動物は、食物の入手可能性の高い時間帯を予測するために、概日リズム(1日24時間周期の生理活動)を活用していることが知られている。ただし、人間にもそのような能力があるのか否かは分かっていない。Johnston氏らは、人間も概日リズムによって食物を大量に手に入れられる時間帯を予測しているとの仮説を立て、以下の研究を行った。
研究参加者は、健康な若年男性24人。研究施設内で、睡眠と摂食のスケジュールが管理された状況で9日間にわたって過ごしてもらった。全体を2群に分け、1群は起床から就寝まで1時間おきに軽食を摂取する群(頻回軽食群)、他の1群は起床から7.5時間後と14.5時間後の2回、大量の食事を摂取する群(大量摂食群)に割り付け。最初の6日間はこのパターンで生活してもらった。なお、1日に摂取するエネルギー量の合計は両群で一致させ、1日の最後の食事の時間帯も一致させた。また、毎日23時から翌朝7時は室内を暗闇(0ルクス)とした。両群の参加者の年齢、BMIなどは同等だった。
研究参加7日目の朝からは、両群ともに37時間にわたって、薄暗い室内(8ルクス未満)で1時間おきにスナックを食べてもらった。なお、研究期間を通じて、間歇スキャン式持続血糖測定器(isCGM)により15分おきに血糖値を把握し、また、2日目、4日目、6日目、および7日目の朝から37時間は、1時間おきに主観的空腹感を記録した。研究期間中、参加者は時計を確認することができ、トイレ利用や読書、テレビ・映画鑑賞、インターネット利用なども許可されていたが、身体的活動は制限された。このような手法によって、環境や行動に伴い生じる血糖値や食欲への影響が抑制され、概日リズムの影響をより正確に評価できるという。

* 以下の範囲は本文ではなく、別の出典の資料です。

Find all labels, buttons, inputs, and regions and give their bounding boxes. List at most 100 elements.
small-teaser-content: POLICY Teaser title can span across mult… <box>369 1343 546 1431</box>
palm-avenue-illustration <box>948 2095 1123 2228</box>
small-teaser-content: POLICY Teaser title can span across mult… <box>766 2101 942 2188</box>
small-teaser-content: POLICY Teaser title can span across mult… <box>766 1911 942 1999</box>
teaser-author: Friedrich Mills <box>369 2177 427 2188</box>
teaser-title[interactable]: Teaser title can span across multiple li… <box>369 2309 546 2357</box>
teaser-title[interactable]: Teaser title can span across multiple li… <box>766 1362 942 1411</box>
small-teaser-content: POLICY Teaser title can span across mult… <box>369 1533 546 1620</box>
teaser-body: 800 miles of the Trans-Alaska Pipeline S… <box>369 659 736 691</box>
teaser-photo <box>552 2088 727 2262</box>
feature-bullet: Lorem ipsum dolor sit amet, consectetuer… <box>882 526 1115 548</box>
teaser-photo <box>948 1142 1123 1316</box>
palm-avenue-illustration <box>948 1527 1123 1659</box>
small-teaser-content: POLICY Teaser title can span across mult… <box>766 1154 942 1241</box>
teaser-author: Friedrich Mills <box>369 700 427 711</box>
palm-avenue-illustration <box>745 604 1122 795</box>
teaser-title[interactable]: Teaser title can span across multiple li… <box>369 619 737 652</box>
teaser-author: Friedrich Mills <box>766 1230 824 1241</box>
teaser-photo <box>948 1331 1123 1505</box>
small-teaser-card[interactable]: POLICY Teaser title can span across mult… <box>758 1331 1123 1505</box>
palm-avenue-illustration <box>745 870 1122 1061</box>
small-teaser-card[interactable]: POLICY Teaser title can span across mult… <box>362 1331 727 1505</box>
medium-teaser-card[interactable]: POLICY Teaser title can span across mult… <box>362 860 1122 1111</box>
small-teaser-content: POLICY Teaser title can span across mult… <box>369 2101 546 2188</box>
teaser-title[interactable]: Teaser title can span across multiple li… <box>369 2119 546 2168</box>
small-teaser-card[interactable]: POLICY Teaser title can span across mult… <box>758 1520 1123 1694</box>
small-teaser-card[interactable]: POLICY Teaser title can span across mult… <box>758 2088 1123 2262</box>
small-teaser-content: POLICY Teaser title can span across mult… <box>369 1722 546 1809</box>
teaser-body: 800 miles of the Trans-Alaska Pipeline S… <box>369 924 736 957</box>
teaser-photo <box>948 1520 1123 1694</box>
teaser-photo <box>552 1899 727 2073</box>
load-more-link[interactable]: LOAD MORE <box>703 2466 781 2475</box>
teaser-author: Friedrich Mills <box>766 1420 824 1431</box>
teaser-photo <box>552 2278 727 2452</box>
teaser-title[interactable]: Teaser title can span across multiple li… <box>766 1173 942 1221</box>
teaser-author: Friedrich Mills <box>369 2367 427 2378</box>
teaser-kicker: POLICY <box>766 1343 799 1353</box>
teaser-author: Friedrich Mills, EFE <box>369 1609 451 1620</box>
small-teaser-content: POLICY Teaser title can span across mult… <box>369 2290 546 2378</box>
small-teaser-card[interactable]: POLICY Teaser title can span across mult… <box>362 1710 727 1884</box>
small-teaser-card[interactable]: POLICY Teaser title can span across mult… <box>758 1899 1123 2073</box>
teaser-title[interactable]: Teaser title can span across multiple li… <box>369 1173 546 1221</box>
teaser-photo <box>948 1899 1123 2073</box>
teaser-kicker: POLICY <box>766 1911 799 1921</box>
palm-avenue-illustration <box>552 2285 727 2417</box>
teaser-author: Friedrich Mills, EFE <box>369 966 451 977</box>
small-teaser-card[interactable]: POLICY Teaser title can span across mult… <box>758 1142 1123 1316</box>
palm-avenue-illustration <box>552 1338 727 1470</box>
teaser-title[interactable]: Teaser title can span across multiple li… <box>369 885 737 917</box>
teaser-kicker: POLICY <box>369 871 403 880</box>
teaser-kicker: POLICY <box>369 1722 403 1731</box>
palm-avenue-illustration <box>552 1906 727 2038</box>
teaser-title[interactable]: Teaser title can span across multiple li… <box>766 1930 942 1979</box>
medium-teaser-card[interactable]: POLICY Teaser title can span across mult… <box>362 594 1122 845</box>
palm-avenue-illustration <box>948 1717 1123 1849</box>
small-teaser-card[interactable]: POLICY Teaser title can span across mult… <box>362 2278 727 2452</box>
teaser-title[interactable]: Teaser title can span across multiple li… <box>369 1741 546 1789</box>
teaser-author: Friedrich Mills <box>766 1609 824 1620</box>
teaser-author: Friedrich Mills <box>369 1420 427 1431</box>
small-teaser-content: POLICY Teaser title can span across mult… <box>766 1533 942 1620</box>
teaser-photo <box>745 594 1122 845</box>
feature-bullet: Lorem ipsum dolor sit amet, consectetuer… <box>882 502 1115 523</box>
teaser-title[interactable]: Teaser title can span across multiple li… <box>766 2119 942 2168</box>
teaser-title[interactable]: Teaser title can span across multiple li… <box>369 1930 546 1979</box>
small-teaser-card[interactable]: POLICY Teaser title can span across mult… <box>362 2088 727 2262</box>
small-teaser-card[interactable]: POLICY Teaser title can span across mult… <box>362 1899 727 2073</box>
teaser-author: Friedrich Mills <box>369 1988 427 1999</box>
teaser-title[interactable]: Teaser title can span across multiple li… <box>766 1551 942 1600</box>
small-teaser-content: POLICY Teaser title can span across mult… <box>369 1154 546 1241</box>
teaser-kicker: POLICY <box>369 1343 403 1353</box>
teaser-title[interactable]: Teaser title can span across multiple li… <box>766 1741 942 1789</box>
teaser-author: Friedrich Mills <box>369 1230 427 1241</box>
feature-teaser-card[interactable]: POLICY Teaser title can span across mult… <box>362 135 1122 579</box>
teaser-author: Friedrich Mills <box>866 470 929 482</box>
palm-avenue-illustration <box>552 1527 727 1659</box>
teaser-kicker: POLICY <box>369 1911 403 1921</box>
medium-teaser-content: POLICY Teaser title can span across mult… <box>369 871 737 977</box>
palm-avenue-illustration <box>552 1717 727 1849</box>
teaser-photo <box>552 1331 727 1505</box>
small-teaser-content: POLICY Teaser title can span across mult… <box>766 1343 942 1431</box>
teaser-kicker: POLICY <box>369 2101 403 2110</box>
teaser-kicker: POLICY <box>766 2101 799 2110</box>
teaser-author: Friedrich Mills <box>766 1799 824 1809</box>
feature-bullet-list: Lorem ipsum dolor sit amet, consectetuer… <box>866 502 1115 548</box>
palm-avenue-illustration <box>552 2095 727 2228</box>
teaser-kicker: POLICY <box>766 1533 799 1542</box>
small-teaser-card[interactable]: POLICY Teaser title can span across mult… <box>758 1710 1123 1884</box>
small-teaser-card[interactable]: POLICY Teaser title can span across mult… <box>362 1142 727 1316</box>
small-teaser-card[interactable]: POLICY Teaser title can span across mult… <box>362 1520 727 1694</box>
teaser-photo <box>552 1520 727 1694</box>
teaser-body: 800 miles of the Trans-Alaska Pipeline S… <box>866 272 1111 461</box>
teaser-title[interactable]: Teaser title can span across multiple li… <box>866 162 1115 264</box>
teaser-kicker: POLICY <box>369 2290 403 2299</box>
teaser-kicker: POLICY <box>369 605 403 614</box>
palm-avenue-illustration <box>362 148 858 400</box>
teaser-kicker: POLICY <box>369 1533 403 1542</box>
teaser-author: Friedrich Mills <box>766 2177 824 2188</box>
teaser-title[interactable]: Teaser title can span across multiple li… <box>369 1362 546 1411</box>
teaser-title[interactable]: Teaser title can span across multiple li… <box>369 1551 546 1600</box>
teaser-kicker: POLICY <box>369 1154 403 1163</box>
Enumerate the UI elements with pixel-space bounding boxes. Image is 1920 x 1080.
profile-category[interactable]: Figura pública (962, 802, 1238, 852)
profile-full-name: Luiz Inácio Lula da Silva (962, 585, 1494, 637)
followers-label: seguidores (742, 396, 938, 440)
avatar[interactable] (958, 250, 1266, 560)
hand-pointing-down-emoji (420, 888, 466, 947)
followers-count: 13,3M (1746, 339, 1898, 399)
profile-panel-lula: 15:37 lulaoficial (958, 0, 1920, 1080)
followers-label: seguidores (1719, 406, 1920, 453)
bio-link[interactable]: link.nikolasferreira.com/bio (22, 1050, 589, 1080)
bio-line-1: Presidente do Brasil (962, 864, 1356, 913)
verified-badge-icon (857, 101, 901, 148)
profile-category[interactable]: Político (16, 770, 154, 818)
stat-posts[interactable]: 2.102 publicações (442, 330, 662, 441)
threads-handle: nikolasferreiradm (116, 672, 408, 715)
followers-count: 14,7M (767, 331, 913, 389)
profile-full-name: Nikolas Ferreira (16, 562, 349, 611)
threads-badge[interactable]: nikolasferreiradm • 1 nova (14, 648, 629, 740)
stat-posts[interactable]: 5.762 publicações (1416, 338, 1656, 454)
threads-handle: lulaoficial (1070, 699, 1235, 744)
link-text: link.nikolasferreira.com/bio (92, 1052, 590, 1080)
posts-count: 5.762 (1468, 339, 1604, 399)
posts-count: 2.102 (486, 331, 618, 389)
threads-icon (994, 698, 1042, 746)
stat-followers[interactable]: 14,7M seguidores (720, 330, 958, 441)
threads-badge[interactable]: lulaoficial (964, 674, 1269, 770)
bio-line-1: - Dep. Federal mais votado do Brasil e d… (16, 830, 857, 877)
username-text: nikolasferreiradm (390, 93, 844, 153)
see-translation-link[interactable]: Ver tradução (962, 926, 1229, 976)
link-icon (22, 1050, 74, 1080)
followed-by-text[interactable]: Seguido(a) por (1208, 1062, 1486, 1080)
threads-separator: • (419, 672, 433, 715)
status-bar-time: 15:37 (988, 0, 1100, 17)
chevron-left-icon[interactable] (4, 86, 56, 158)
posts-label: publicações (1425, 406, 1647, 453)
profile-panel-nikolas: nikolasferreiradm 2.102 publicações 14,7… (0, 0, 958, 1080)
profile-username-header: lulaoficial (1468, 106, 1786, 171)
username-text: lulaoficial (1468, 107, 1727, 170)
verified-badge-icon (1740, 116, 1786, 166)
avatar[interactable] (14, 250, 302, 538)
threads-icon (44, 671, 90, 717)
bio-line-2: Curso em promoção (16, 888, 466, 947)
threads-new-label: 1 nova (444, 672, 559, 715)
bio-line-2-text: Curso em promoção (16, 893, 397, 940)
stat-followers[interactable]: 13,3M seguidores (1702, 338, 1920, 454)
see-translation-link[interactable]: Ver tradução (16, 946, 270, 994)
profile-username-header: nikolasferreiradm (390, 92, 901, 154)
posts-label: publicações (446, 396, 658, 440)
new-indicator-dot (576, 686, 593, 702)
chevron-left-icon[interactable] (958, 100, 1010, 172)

では結果だが、6日目までの血糖変動を見ると、両群ともに毎日早朝から上昇し始めていた。ただしその後、頻回軽食群では就寝まで血糖値が漸増していたのに対して、大量摂食群では起床の2時間後から血糖値が低下し始め、2回の食後に上昇するというパターンだった。平均血糖値は有意差がなかった。
次に、7日目の朝から37時間の血糖値の推移を見ると、早朝に上昇していた点は両群とも6日目までと同じだったが、大量摂食群ではその後、7日目は1時間おきのスナックの摂取のみであるにもかかわらず、6日目までと同様に、大量の食事の時間帯の前に血糖値が低下していた。さらに空腹感についても、大量摂食群では前日までの食事の時間帯に上昇し、その後は食事を摂取していないにもかかわらず、食欲が急減するという変動が認められた。
この結果についてJohnston氏は、「人の体は食事を取るべき時間帯を周期的に予測するようにプログラムされているように見える。それは単に習慣に基づく心理的な影響によるものではないようだ」と述べている。